In [None]:
%load_ext autoreload
%autoreload 2

In [None]:
# !pip install --upgrade torch==2.0.0 torchvision
# !pip install transformers

In [None]:
# !pip install apache_beam mwparserfromhell
# !pip install datasets

In [None]:
# Helper scripts from github
# !pip install --force-reinstall 'https://github.com/pfornia/paul-gpt/blob/master/dist/paul_gpt-0.0.1-py3-none-any.whl?raw=true'
!pip install --force-reinstall ../dist/paul_gpt-0.0.1-py3-none-any.whl

In [None]:
## public libraries
from datasets import load_dataset
import torch
from datetime import datetime

## local libraries
from paul_gpt.gpt_utils import (
# from gpt_utils import (    # LOCAL VERSION
    wiki_text_clean,
    get_encoder_decoder_size,
    text_to_tv_tensors,
    training_run,
    test_forward_pass,
    test_gen_text,
)
from paul_gpt.attention_decoder import AttentionModule 
# from attention_decoder import AttentionModule  # LOCAL VERSION


In [None]:
device = torch.device("cuda:0" if torch.cuda.is_available() else "cpu")
# torch.set_default_device(device)
device

In [None]:
wiki_raw = load_dataset("wikipedia", "20220301.simple")

In [None]:
#TODO: shuffle the articles w/ seed. Train/Val split is done 90% of the way through. 
wiki_text_blob = '\n\n'.join([wiki_text_clean(x) for x in wiki_raw['train']['text']])
print(len(wiki_text_blob))
print()
print(wiki_text_blob[:1000])

In [None]:
##When sorted, low-numbered codes seem to be more "normal"
normal_chars = ''.join(sorted(list(set(wiki_text_blob)))[0:97])
normal_chars

In [None]:
# 30 sec ish
wiki_text_blob_clean = ''.join([x for x in wiki_text_blob if x in normal_chars])

In [None]:
# Keep 99.7% of chars. great.
# len(wiki_text_blob_clean)/len(wiki_text_blob)

In [None]:
encode, decode, vocab_size = get_encoder_decoder_size(wiki_text_blob_clean, option='gpt2')
print(vocab_size)

In [None]:
# char level: 17s
# word part: 9 min
train_chunks, validate = text_to_tv_tensors(wiki_text_blob_clean[:1000_000], encode)
# train_chunks, validate = text_to_tv_tensors(wiki_text_blob_clean, encode)

In [None]:
m_attn = AttentionModule(vocab_size).to(device)
# sum(p.numel() for p in m_attn.parameters() if p.requires_grad)
# 10.8M params (vs GPT3 Small has 125M, and GPT-3 has 175B)
# 10_813_537 (char tokenizer)
# 49_386_577 (word part tokenizer)
# after new hyperparams: 77M
# New params, trying to follow GPT2 small: 163M (paper says 117M)

In [None]:
sum(p.numel() for p in m_attn.parameters() if p.requires_grad)

In [None]:
test_forward_pass(m_attn, validate, device)

In [None]:
!ls ../model_checkpoints

In [None]:
# m_attn.load_state_dict(torch.load('../model_checkpoints/m_attn_2023-05-01_2200_10000.pt', map_location=device))
m_attn.load_state_dict(torch.load('../model_checkpoints/m_attn_2023-05-09_0311_18000.pt', map_location=device))
_ = m_attn.eval()

In [None]:
# CPU = ~25s per epoch
# GPU ~ 1s per batch (or 15 min for 1000)
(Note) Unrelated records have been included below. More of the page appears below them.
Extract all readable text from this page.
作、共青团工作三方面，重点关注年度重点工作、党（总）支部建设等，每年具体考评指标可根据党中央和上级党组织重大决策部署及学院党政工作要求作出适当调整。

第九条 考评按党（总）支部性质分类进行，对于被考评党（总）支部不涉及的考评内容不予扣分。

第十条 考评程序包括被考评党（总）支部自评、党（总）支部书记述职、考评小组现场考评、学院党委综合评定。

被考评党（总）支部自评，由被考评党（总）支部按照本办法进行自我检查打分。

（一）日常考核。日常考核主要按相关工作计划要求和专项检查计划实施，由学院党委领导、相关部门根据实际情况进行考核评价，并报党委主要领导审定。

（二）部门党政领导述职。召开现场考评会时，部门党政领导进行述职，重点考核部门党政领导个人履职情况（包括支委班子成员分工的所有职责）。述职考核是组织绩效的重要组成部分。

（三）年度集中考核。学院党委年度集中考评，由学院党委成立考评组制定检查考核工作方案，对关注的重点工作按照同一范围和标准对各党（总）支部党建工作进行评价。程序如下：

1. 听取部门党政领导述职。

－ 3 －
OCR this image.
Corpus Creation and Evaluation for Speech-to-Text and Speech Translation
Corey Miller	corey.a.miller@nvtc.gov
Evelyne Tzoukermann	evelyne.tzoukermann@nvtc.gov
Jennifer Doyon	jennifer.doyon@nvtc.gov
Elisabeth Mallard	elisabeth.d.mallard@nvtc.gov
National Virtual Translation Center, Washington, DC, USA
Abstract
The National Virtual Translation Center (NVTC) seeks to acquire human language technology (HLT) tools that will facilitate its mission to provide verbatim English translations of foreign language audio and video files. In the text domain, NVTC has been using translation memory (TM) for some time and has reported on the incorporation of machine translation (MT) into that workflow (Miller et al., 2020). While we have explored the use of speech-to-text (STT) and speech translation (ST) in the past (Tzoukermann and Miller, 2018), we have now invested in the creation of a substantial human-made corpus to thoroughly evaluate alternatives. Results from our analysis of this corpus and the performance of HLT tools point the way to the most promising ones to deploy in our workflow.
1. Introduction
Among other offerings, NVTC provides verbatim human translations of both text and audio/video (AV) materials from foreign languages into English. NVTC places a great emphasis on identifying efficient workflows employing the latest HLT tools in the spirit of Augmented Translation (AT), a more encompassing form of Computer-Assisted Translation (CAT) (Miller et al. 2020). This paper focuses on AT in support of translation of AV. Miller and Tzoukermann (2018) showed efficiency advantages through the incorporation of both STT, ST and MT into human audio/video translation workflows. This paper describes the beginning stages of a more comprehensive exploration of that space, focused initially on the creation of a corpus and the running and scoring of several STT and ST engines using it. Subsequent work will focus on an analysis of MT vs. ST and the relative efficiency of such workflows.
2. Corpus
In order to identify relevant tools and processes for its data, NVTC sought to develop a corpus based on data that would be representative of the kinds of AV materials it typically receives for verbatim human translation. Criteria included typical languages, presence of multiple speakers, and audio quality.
### print the get batch IDs
# tensor([15090, 15286, 14247,  2273])
# tensor([13007,  2322,   563,  6517])
# tensor([13771,  6188, 15746, 12861])
# Epoch 0, Train Loss: 10.9752, Val Loss: 10.9872
# tensor([ 9740, 12171,  5260, 18042])
# tensor([ 2196, 10295,  8116,  2061])
# tensor([ 9013, 11825,  7742, 20953])
# 

now = datetime.now()
print("Start: " + str(now))
training_run(m_attn, train_chunks, validate, device, num_batches=2)
print("Runtime: " + str(datetime.now() - now))

In [None]:
# Single inference on CPU: ~2min
seed_raw = """
Tonight I'll dream, while I'm in bed
When silly thoughts go through my head
About the bugs and alphabet
And when I wake tomorrow, I'll bet
That you and I will walk together again

I can tell that we are gonna be friends
"""

test_gen_text(m_attn, seed_raw, encode, decode, device, n_out_tokens = 100)
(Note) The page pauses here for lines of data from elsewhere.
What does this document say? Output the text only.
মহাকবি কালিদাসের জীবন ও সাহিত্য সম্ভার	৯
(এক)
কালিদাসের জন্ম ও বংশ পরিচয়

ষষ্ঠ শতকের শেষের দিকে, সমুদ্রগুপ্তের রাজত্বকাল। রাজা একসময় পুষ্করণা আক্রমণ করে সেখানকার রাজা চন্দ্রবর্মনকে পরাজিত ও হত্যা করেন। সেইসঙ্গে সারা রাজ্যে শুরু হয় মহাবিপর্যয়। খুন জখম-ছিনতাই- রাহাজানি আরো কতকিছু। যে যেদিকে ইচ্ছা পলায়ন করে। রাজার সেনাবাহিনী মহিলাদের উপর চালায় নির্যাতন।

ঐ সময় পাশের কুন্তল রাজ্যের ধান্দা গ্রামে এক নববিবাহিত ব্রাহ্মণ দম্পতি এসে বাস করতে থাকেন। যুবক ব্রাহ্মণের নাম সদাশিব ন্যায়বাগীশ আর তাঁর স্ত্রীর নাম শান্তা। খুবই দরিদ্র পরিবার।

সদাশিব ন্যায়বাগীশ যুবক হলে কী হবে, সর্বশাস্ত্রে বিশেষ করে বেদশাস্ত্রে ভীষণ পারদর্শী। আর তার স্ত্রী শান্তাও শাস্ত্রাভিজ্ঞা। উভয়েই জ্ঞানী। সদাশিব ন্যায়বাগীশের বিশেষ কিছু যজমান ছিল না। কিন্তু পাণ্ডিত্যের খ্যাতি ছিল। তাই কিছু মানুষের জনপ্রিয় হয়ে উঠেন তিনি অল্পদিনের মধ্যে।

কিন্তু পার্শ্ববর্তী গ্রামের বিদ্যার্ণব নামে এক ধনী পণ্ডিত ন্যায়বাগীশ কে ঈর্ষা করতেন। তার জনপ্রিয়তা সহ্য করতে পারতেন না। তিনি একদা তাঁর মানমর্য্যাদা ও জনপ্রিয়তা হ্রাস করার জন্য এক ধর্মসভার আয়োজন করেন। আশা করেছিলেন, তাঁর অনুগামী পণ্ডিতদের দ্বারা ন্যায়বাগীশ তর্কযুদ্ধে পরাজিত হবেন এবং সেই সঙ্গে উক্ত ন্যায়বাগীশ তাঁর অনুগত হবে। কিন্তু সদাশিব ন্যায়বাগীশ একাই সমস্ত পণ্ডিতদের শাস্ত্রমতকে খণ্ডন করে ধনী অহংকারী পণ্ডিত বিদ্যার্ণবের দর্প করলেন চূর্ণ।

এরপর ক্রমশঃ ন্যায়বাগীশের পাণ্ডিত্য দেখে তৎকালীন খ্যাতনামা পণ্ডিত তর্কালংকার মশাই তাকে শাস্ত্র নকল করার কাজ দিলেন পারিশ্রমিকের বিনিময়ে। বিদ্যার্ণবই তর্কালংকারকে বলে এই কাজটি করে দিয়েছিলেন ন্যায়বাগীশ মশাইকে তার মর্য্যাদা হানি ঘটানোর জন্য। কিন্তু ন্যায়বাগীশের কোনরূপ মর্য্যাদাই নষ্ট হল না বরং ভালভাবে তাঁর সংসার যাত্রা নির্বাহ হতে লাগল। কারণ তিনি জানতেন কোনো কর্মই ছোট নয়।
4000 epochs version on May 1st (loss ~1.4):

[seed start]
Tonight I'll dream, while I'm in bed
When silly thoughts go through my head
About the bugs and alphabet
And when I wake tomorrow, I'll bet
That you and I will walk together again

I can tell that we are gonna be friends

[seed end]

Living people

Germany dons the organisan languages
Kolelly High Skyne (196821), where includes were lungth state.  It is in the soation of In of the Great Official Caugue is state.
 Living pound episode in Pardy's anguage is the player of Yaskorp Official Party.
 Brough Indias Republican: single 19 August 2012 of the UK airported Free of Indias.

In a life original coast her reduced in Kasao, Bunitania and the Kambridgy.
 Many Lenso (d. 2016), Walkorfern, Texas and Punnus of Kapashi, Punja, Elizar Peak, Texas, France and Kambridgy, United Kapashi of travel. The population of Bus. All Quicka, Karal, Keapau, Virginian, Baki freemat Joe Lenson, Tenasyas, which did days not the Role and North Africa Empire from the AMD
 Game Operson and United Kingdom Awards
 Game The Flate of Carol.
 A contrown of the Game's Met Des of Game
 Fleenh Zalan, desting name ankwards
 Village Texas Cash be not ask lister
 Am When Hit Rebelle, control, cameral be usually singles standards (when two comparates)


 10000 epochs version on May 1st (loss 1.2):

 [seed, plus:]

 Like Edmonton, an issue coward-wheel, a vibwe length
Standhson, vibroting
However, a town of wood, and extras. It holds to perform like the professor of their work with vibroti, and extrassion like it wise after grammotime, earned by the distance in the eastern state point. He led to play for the professor to the last send as his book. Her following back and maker against the man it was looked by the stories, him to hone of a kind of his acting.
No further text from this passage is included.